Re: Teen electrocuted while using headphones on plugged-in mobile phone (Lesher, RISKS-30.95)

Richard M Stein <rmstein@ieee.org>
Sun, 9 Dec 2018 16:37:24 +0800
[It is not] surprising to learn about counterfeit chargers and phony
qualification labels that certify safety. Not many consumers can distinguish
real labels from fake, nor are they inclined when price often determines
purchase motive. Similar problem for pharmaceuticals, auto parts, and
aircraft parts. Makes you wonder about drug and travel safety given forgery
incident frequency. Thx.


Re: Toronto auto theft ... (RISKS-30.95)

Steve Lamont <spl@tirebiter.org>
Tue, 11 Dec 2018 14:43:59 -0800
You will note if you read the story that no one has produced an actual relay
device in evidence.  The rather murky surveillance video still shows the
alleged miscreant carrying. . . something but whether it's a fob repeater or
just a plastic bag containing standard burglar tools is entirely unclear to
me.

Until I see an actual device, color me skeptical.


Re: Rudy Giuliani Says Twitter Sabotaged His Tweet (RISKS-30.95)

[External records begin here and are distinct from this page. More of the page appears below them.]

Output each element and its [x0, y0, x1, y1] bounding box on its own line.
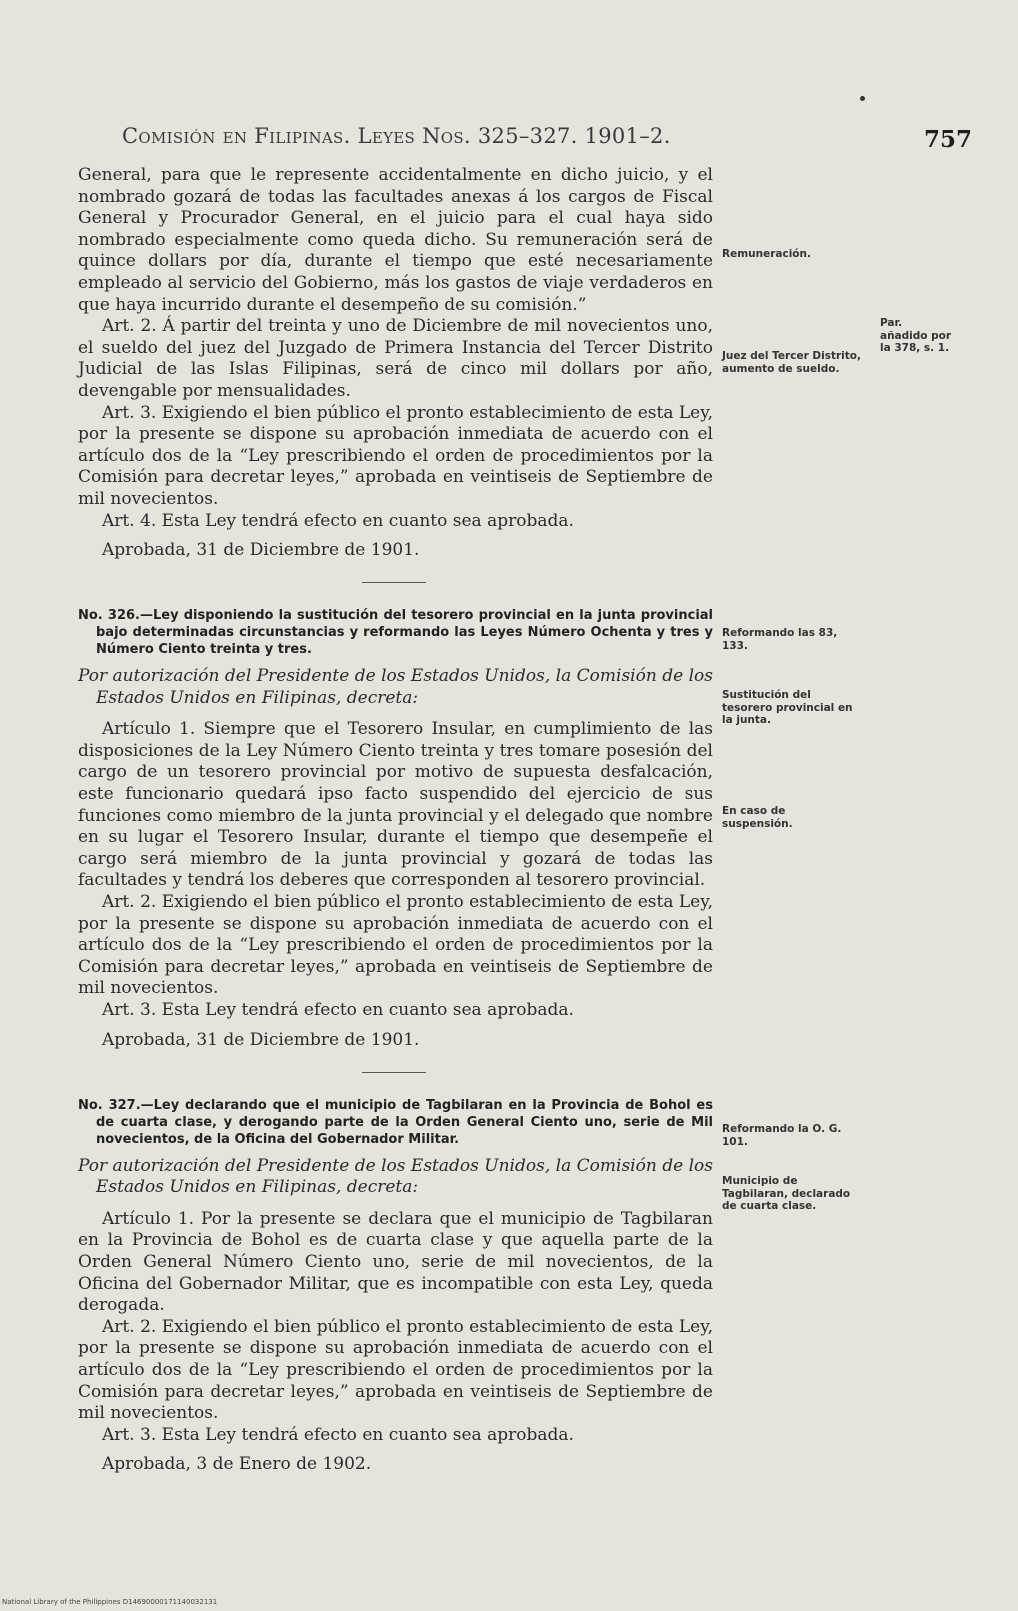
law-title: No. 326.—Ley disponiendo la sustitución del tesorero provincial en la junta provincial bajo determinadas circunstancias y reformando las Leyes Número Ochenta y tres y Número Ciento treinta y tres. — [78, 608, 713, 658]
margin-note-sustitucion-tesorero: Sustitución del tesorero provincial en la junta. — [722, 689, 853, 726]
article-3: Art. 3. Exigiendo el bien público el pronto establecimiento de esta Ley, por la presente se dispone su aprobación inmediata de acuerdo con el artículo dos de la “Ley prescribiendo el orden de procedimientos por la Comisión para decretar leyes,” aprobada en veintiseis de Septiembre de mil novecientos. — [78, 402, 713, 509]
section-divider — [362, 582, 426, 583]
enacting-clause: Por autorización del Presidente de los Estados Unidos, la Comisión de los Estados Unidos en Filipinas, decreta: — [78, 1155, 713, 1198]
page-number: 757 — [923, 126, 972, 153]
article-1: Artículo 1. Por la presente se declara que el municipio de Tagbilaran en la Provincia de Bohol es de cuarta clase y que aquella parte de la Orden General Número Ciento uno, serie de mil novecientos, de la Oficina del Gobernador Militar, que es incompatible con esta Ley, queda derogada. — [78, 1208, 713, 1316]
page-header — [122, 122, 988, 162]
paragraph-continuation: General, para que le represente accidentalmente en dicho juicio, y el nombrado gozará de todas las facultades anexas á los cargos de Fiscal General y Procurador General, en el juicio para el cual haya sido nombrado especialmente como queda dicho. Su remuneración será de quince dollars por día, durante el tiempo que esté necesariamente empleado al servicio del Gobierno, más los gastos de viaje verdaderos en que haya incurrido durante el desempeño de su comisión.” — [78, 165, 713, 315]
law-327 — [78, 1097, 713, 1475]
approval-date: Aprobada, 31 de Diciembre de 1901. — [102, 540, 420, 561]
approval-date: Aprobada, 31 de Diciembre de 1901. — [102, 1029, 420, 1050]
law-title: No. 327.—Ley declarando que el municipio de Tagbilaran en la Provincia de Bohol es de cuarta clase, y derogando parte de la Orden General Ciento uno, serie de Mil novecientos, de la Oficina del Gobernador Militar. — [78, 1097, 713, 1147]
margin-note-remuneracion: Remuneración. — [722, 248, 811, 260]
margin-note-reformando-og: Reformando la O. G. 101. — [722, 1123, 842, 1148]
enacting-clause: Por autorización del Presidente de los Estados Unidos, la Comisión de los Estados Unidos en Filipinas, decreta: — [78, 666, 713, 708]
article-1: Artículo 1. Siempre que el Tesorero Insular, en cumplimiento de las disposiciones de la Ley Número Ciento treinta y tres tomare posesión del cargo de un tesorero provincial por motivo de supuesta desfalcación, este funcionario quedará ipso facto suspendido del ejercicio de sus funciones como miembro de la junta provincial y el delegado que nombre en su lugar el Tesorero Insular, durante el tiempo que desempeñe el cargo será miembro de la junta provincial y gozará de todas las facultades y tendrá los deberes que corresponden al tesorero provincial. — [78, 719, 713, 891]
margin-note-par-anadido: Par. añadido por la 378, s. 1. — [880, 317, 952, 354]
margin-note-reformando-leyes: Reformando las 83, 133. — [722, 627, 838, 652]
article-2: Art. 2. Exigiendo el bien público el pronto establecimiento de esta Ley, por la presente se dispone su aprobación inmediata de acuerdo con el artículo dos de la “Ley prescribiendo el orden de procedimientos por la Comisión para decretar leyes,” aprobada en veintiseis de Septiembre de mil novecientos. — [78, 892, 713, 999]
article-3: Art. 3. Esta Ley tendrá efecto en cuanto sea aprobada. — [102, 1000, 574, 1020]
section-divider — [362, 1072, 426, 1073]
article-3: Art. 3. Esta Ley tendrá efecto en cuanto sea aprobada. — [102, 1424, 574, 1445]
margin-note-caso-suspension: En caso de suspensión. — [722, 805, 793, 830]
article-4: Art. 4. Esta Ley tendrá efecto en cuanto sea aprobada. — [102, 510, 574, 531]
article-2: Art. 2. Á partir del treinta y uno de Diciembre de mil novecientos uno, el sueldo del juez del Juzgado de Primera Instancia del Tercer Distrito Judicial de las Islas Filipinas, será de cinco mil dollars por año, devengable por mensualidades. — [78, 316, 713, 401]
margin-note-tagbilaran: Municipio de Tagbilaran, declarado de cuarta clase. — [722, 1175, 851, 1212]
law-325-continuation — [78, 165, 713, 560]
article-2: Art. 2. Exigiendo el bien público el pronto establecimiento de esta Ley, por la presente se dispone su aprobación inmediata de acuerdo con el artículo dos de la “Ley prescribiendo el orden de procedimientos por la Comisión para decretar leyes,” aprobada en veintiseis de Septiembre de mil novecientos. — [78, 1316, 713, 1424]
ink-speck — [860, 96, 865, 101]
approval-date: Aprobada, 3 de Enero de 1902. — [102, 1454, 372, 1475]
running-head: Comisión en Filipinas. Leyes Nos. 325–327. 1901–2. — [122, 124, 671, 148]
main-text-column — [78, 165, 713, 1474]
law-326 — [78, 607, 713, 1050]
margin-note-juez-tercer-distrito: Juez del Tercer Distrito, aumento de sueldo. — [722, 350, 861, 375]
scan-credit: National Library of the Philippines D14690000171140032131 — [2, 1598, 218, 1606]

Amos Shapir <amos083@gmail.com>
Mon, 10 Dec 2018 09:43:10 +0200
Actually this *is* Twitter's fault!  (Though not in the way Giuliani
thinks).  It is obvious that Giuliani was not aware that Twitter is turning
periods in his post into links.  But did Twitter do anything to make their
users—especially the less technically inclined—aware of this fact?  Is
there a way to turn this mis-feature off?  Why did Twitter make it active by
default, and in such a dumb way (the generated link was not valid as
written, so it's obvious the user did not intend to enter a link there)?

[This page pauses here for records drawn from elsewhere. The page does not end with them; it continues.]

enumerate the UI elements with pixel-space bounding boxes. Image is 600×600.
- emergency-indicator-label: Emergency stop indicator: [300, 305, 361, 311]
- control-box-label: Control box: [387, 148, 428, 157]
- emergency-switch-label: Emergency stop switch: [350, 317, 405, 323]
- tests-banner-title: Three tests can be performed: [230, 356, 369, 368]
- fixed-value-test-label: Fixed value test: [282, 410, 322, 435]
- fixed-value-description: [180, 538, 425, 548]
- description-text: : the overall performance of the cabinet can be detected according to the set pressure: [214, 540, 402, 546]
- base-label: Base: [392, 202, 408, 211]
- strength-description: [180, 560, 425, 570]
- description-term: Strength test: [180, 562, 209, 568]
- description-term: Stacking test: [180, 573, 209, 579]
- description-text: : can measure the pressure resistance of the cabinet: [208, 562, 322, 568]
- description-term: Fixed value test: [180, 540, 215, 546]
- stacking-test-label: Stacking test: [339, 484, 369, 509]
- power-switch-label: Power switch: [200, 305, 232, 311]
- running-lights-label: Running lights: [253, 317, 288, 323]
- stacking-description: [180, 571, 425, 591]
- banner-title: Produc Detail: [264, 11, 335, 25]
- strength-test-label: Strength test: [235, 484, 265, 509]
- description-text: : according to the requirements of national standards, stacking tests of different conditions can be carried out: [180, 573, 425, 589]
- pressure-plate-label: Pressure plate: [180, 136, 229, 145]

I have been struggling for years with Gmail's habit of inserting links into
my incoming mail.  In a past project, I had to analyse data sent in by mail
as rows of numbers; Gmail insists on turning some of them into links to (non
existent) phone numbers and addresses, which greatly complicates automatic
analysis.  (I'd love to hear from anyone who knows how to turn this off).